AIDS “disproportionately” infects LGBTQ communities, those of color and the poor, Pelosi says in a statement posted on the speaker’s website:

“As we celebrate these vital strides forward, Americans must also recognize that our work is far from over.  Throughout the world, AIDS continues to claim hundreds of thousands of lives every year – disproportionately harming our LGBTQ communities, communities of color and individuals experiencing poverty.  House Democrats remain committed to relentlessly advancing health equity, stamping out discrimination and bringing the scourge of HIV/AIDS to an end once and for all.”

Pelosi echoes the claim in a Twitter thread, in which she says Democrats “remain committed to relentlessly advancing health equity”:

“As we celebrate these strides forward, Americans must recognize that our work is far from over. Across the world, AIDS claims hundreds of thousands of lives every year – disproportionately harming our LGBTQ communities, communities of color & individuals experiencing poverty.”

@HouseDemocrats remain committed to relentlessly advancing health equity, stamping out discrimination and bringing the scourge of HIV/AIDS to an end once and for all.”

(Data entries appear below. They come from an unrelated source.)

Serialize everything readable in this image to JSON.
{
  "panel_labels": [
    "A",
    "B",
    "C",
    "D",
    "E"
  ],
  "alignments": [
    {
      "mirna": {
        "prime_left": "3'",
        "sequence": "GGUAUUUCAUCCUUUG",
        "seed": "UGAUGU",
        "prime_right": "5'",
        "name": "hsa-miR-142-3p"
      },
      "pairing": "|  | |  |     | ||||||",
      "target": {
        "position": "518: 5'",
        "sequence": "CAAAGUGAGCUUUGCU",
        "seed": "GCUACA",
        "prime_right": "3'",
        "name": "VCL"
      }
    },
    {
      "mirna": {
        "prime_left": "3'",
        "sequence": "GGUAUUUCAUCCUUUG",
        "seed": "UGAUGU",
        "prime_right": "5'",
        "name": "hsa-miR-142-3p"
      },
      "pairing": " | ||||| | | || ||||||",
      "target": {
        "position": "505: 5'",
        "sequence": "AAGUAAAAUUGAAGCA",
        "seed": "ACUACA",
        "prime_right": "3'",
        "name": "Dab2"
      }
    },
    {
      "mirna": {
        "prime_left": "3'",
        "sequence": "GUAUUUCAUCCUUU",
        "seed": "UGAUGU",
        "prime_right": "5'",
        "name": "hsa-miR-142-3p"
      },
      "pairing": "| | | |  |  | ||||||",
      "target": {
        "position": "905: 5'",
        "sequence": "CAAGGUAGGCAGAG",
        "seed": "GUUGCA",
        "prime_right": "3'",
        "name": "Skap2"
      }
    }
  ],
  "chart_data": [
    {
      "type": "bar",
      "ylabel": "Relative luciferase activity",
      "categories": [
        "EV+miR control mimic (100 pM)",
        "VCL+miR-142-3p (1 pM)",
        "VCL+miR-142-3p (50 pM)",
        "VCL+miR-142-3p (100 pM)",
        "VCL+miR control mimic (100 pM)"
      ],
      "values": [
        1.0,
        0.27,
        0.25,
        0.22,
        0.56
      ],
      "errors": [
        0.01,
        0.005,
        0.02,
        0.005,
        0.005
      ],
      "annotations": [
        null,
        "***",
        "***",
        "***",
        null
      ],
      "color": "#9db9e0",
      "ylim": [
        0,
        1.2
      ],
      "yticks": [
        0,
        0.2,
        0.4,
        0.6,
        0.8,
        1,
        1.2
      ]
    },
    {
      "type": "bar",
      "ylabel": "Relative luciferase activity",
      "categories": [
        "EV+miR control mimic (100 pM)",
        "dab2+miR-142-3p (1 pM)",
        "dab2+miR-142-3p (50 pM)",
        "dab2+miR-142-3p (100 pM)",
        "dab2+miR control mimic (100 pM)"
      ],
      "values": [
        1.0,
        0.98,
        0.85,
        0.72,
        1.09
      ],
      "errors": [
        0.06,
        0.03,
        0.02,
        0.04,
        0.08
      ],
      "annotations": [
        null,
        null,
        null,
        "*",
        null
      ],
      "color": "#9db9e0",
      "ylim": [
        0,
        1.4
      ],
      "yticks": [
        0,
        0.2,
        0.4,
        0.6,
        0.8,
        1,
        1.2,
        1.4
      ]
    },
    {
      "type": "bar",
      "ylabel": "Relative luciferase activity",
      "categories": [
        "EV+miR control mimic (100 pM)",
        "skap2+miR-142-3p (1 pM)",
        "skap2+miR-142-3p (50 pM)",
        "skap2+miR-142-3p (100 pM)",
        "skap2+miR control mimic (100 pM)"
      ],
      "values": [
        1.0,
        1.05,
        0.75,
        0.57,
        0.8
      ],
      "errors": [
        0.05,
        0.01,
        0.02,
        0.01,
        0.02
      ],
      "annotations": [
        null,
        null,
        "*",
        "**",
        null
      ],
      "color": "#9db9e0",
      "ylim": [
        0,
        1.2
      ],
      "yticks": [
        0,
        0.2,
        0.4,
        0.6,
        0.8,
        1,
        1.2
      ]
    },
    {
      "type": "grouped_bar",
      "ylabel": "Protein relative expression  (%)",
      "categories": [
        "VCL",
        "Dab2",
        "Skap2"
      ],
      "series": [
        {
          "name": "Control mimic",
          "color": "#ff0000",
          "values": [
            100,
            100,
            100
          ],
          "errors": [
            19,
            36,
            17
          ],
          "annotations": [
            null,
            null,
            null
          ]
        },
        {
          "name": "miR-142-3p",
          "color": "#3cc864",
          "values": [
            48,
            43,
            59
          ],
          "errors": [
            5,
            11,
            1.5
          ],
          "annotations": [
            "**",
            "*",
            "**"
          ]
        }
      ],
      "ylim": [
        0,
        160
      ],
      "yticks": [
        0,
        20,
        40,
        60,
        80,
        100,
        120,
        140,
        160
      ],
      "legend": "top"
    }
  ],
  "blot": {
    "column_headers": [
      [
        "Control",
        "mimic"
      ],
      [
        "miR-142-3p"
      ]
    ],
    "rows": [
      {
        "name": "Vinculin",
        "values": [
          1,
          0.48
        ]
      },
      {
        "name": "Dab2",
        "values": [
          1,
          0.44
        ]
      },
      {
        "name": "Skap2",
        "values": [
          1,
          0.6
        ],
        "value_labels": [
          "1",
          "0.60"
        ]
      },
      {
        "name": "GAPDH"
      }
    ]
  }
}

But, as HIV.gov emphasizes with bolded text, behavior, not health discrimination, appears to be at the root of the disproportionately high HIV rates among some subpopulations, as “gay, bisexual and other men who have sex with men (MSM) are by far the most affected group in the US”:

“Certain subpopulations within racial and ethnic minority groups are affected as well. For example, gay, bisexual and other men who have sex with men (MSM) are by far the most affected group in the US. They account for about 66% of new infections each year, even though they make up only 2% of the population, with the highest burden among Black and Latino gay and bisexual men. According to CDC, in 2019, 26% of new HIV infections were among Black gay and bisexual men, 23% among Latino gay and bisexual men, and 45% among gay and bisexual men under the age of 35.”

With women, however, AIDS is more prevalent among Blacks that other races/ethnicities, according to HIV.gov, though no behavioral difference is mentioned:

“Among women, disparities also exist. Black women are disproportionately affected by HIV as compared to women of other races/ethnicities.”